Four cryptocurrency exchanges said they will do all they might to help track down the 6.5 billion won that was received in the form of payment. The South Korean public has risen in chaos ever since it was announced that a small group of people had access to thousands of illicit sexual content.
Reports claimed that 1.8 million people had signed a petition asking the presidential Blue House to release the identities of the group chat network where the videos were posted.
A majority of the capital was transferred via cryptocurrencies with one confirmed member, Zhao Zhuobin, bagging almost 3.3 billion himself. The rest of the 3.2 billion is yet to be converted into fiat currency. Upbit, Bithumb, Korbit, and Coinone have said that they would also help in tracking the users who transferred the capital to the owner of the chat room.

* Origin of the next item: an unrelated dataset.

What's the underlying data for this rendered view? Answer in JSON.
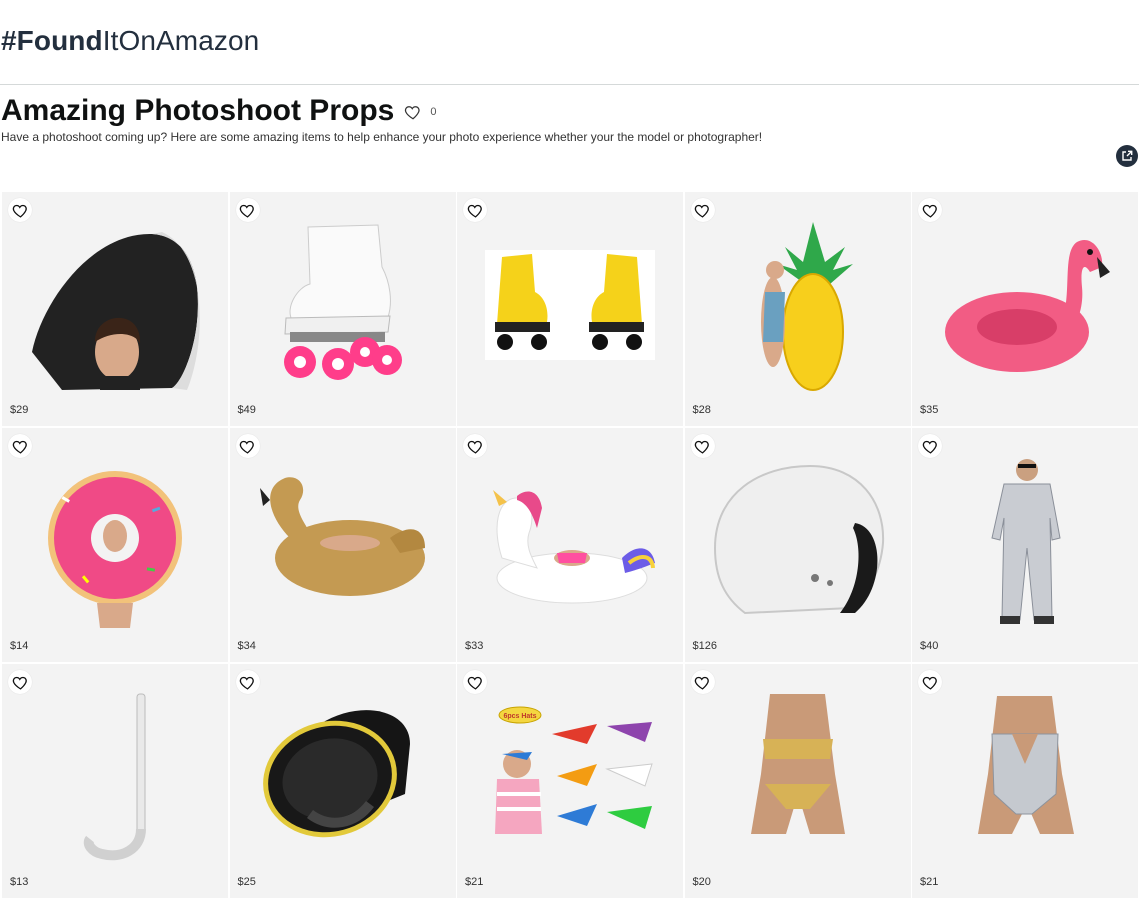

South Korean Media has said that the Blue House chat room had over 260,000 members, some of which were non paying. The public outcry also resulted in the National Police Agency releasing the culprits’ identity: Cho Joo-bin. He was indicted for allegedly blackmailing at least 74 women, including 16 minors into creating videos of themselves. They were then asked to upload the videos to the chat room, where it was made available to paid members.
According to the South Korean Police his “malicious and repetitive criminal method that forced sexually abusive videos out of women whom he labeled slaves” should never be seen in the country again. The agency added:
“We decided to release his name, age and face after reviewing how it would serve the public interest regarding the people’s right to know and the prevention of similar crimes from recurring“
The accused worked using the alias “Doctor” and posted the videos on Telegram to the exclusive group of people. According to some claims, the accused charged almost $1200 in crypto per person. Essentially, this money was the entry fee for the Telegram group. Min Gap-Ryong, NPA Commissioner-General, acknowledged that the culprit had ruined the lives of several innocent citizens.
Police in South Korea were now on a warpath to uproot such practices from society. Currently, 124 suspects were being tracked down in relation to this case. South Korean police added that 18 people were arrested since last year in relation to sexual-abuse crimes.